After an intense hike yesterday I came home famished but wanted something light and refreshing. I started raiding the fridge, which happens all the time by the way. There are just some items that are staples in my kitchen. Tomatoes, cucumbers, feta cheese, red onion and kalamata olives are absolutely always on hand. Ask my kids, they will tell you that one or more of these items ends up in their lunch several times a week. Anyway, I also had some fresh mint which was an added bonus. Actually, more like a huge bonus because when you add fresh herbs to anything, it’s a total game changer. So, a Greek salad was happening and I was happy happy. Oh, and sometimes just a super simple vinaigrette like red wine vinegar and oil does so much more than you think. Talk about an easy, light and healthy lunch! Yum!
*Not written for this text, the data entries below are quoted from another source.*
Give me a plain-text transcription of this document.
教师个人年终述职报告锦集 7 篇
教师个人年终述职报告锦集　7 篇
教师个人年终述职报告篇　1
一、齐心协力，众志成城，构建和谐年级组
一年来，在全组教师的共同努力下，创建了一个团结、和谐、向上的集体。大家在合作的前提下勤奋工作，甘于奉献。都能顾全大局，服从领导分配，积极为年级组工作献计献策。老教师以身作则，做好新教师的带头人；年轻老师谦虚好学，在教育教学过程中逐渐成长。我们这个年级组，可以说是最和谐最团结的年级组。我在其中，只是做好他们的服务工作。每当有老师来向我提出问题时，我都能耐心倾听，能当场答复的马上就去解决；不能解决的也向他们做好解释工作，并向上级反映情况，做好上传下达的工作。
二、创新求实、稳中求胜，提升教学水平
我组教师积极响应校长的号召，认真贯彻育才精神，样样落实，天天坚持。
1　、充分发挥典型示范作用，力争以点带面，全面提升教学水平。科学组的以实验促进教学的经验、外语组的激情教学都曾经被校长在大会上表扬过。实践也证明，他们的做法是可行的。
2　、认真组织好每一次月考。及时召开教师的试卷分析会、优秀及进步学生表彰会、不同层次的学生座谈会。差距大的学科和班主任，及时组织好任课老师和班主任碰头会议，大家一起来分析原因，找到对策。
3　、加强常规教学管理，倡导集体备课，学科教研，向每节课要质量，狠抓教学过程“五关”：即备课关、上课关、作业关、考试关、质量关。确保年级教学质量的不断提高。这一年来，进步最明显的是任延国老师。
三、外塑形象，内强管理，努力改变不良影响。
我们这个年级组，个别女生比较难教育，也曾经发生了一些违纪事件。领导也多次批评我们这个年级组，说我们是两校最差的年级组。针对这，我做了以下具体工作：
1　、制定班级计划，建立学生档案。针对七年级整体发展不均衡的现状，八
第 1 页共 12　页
I’ll probably make this one again tomorrow.
Greek Salad
- 2 C cherry tomatoes, halved
- 1 English Cucumber, peeled, seeded & chopped
- ½ C kalamata olives, chopped
- ½ C feta cheese, cubed
- ¼ C red onion, sliced thin
- 2 Tbsp fresh mint, chopped
- S&P to taste
- 2 Tbsp red wine vinegar
- 1 Tbsp good quality olive oil
- Whisk red wine vinegar and olive oil together in a small bowl. Add all salad ingredients together in a medium bowl. Drizzle with vinaigrette and toss. Season with S&P to taste.
- Garnish with additional mint if desired.